A technology company, Ecozen focuses on enabling the Farm-To-Fork value chain for perishable food items with three core offerings – Ecotron, Ecofrost and Eco-Connect, which work across the production, management, and marketing of perishable Agri commodities respectively.
Started in 2010 by three IIT Kharagpur alumni, they work towards eliminating all the pain points across the Farm to Fork value change, at various stages.
“In the pre-harvest stage, only 48% of the net sown area is irrigated in India leading to reduced output. And in post-harvest, 40% of the food is wasted between the field and the end customer due to infrastructural gaps in the cold chain, leading to wastage of Rs 1.7 trillion worth of fruits and vegetables (annually). While the current solutions are mostly based on traditional energy sources, they are also operationally inefficient and negatively impact farmer income. So, we are solving these problems through renewable energy that is not only making the supply chain more efficient but also creating environmental and social impact,” explains the founders of Ecozen.
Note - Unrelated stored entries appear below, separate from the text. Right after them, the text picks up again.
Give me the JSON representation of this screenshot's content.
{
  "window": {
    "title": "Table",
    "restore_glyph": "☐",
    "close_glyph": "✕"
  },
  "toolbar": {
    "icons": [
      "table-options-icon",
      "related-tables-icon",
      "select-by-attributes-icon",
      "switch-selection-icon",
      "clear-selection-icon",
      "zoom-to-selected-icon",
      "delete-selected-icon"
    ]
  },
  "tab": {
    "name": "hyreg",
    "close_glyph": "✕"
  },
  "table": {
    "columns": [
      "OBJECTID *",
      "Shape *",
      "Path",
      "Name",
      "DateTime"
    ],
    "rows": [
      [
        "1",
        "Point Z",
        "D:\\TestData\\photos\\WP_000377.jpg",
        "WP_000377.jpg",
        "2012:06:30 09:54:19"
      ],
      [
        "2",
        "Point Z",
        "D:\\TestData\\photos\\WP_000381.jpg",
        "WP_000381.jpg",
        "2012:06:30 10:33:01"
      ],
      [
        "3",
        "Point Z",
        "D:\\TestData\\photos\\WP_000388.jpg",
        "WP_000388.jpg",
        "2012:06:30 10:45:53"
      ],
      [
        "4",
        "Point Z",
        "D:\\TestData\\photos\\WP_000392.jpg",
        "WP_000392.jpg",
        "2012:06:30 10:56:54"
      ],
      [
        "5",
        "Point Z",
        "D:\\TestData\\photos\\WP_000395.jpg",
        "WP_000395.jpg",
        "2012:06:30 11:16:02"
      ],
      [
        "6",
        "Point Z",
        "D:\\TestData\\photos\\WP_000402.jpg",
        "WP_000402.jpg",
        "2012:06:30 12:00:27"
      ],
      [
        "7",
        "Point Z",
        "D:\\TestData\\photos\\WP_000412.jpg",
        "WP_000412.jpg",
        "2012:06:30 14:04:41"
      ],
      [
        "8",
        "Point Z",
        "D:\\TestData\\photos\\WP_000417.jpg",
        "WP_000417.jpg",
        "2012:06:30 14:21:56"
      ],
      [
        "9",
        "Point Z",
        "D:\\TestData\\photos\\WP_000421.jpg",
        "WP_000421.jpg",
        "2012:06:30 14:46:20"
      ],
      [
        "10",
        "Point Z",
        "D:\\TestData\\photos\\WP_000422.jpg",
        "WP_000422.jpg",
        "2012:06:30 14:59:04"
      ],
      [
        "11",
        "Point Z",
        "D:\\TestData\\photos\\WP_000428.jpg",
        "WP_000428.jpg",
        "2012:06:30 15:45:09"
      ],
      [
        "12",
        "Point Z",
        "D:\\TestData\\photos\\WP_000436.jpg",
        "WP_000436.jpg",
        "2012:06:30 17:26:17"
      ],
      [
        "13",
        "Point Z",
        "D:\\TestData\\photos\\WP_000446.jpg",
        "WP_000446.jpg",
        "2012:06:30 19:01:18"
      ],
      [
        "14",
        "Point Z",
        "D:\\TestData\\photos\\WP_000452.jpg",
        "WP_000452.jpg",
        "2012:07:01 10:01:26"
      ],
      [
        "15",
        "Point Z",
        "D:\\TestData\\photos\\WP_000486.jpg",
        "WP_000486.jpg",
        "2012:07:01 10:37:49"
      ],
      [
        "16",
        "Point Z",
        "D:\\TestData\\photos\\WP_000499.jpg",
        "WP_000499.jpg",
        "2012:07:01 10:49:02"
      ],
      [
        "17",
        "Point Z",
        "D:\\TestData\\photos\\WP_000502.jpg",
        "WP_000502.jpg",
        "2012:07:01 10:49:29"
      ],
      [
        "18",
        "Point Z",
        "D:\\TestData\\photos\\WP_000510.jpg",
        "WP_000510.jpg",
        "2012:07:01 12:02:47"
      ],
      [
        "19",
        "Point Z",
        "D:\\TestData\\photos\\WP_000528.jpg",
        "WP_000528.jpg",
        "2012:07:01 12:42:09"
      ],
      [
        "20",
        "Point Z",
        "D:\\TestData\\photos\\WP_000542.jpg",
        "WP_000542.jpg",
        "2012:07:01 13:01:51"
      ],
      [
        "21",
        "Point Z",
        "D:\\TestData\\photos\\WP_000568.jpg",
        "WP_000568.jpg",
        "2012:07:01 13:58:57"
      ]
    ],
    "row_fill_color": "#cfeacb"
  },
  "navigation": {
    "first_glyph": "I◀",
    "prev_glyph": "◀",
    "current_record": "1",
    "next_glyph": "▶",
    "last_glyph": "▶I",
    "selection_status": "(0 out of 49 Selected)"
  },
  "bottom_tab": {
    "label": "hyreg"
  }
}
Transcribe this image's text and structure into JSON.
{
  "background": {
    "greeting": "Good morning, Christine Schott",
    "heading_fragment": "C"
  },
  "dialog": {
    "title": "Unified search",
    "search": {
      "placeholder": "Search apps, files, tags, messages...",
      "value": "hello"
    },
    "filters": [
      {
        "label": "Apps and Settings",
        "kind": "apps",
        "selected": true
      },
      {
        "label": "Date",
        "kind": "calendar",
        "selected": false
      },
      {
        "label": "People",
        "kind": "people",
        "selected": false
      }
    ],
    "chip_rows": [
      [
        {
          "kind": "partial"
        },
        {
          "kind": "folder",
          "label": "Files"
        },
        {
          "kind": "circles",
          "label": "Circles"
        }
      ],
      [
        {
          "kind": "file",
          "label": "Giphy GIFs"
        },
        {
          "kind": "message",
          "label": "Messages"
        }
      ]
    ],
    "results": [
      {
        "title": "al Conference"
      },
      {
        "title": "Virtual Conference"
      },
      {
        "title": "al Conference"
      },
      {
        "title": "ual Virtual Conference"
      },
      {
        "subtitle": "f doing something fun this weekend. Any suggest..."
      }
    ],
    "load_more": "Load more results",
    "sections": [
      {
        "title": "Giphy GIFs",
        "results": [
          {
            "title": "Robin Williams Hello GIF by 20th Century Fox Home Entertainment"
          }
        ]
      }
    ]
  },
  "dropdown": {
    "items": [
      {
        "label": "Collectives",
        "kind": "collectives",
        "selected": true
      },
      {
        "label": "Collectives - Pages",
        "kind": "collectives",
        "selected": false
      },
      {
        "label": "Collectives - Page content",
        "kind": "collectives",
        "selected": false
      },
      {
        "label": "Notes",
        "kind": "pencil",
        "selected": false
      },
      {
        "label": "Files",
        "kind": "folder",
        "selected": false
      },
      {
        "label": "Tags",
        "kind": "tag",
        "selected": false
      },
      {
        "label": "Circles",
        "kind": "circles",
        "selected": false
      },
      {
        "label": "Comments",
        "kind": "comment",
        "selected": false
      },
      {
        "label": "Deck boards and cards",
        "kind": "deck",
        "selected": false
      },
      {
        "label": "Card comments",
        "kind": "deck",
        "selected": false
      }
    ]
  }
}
By creating 16,800 metric tonnes of solar cold storage capacity, so far, they have generated 404 million kWh of clean energy which is equivalent to lighting up 100 million houses for a day, while also abating 590,000 tons of CO2 emissions. In the process, they have reduced 12,740 metric tonnes of food wastage (the equivalent of serving 1,300 people for a lifetime) and have benefitted almost 35,000 farmers along the way.
DBS Bank’s support through grant will help the company in impacting more farmers and reduce food wastage while keeping the environment clean. The grant will be used by Ecozen to expand their Ecofrost solution geographically and eliminate value chain bottlenecks in highly perishable goods. “The grant is a validation of our efforts and product offering. Food Loss is a key issue in all developing countries and we at Ecozen are striving to build solutions to prevent this. The DBS funding will help us to reach out and collaborate with like-minded businesses and organizations working towards tackling food loss,” adds the team.
A food-tech company, S4S Technologies provides an array of services, like a quality check of the produce, secondary processing at its ISO grade factory and dehydration of perishable fruits and vegetables using solar dryers — all meant to eliminate food wastage in the supply chain. This saves around 20% of the food usually wasted in the post-production process.
The DBS Foundation gave S4S a grant in 2019 to expand its food-preservation offerings to several parts of the country, reducing wastage and enabling farmers to earn better livelihoods.
S4S’s technologies have been helping farmers reduce costs by processing the food right at the farm. Their solar-powered food-dehydrators have successfully increased the shelf-life of produce from a few days up to a year — without the use of any chemicals or preservatives.
With the help of these dryers, farmers no longer need to fear unsold produce. Instead, they can dehydrate the fruit or vegetable and wait till demand increases and ensures a fair price.
The silver lining to the food waste problem is that there are many similar enterprises working on the ground to tackle the range of issues, using technology to enhance food security. With the right support from stakeholders and purposeful organizations, they could help India fight a problem that has seemed insurmountable for so long and accelerate our movement towards zero food waste.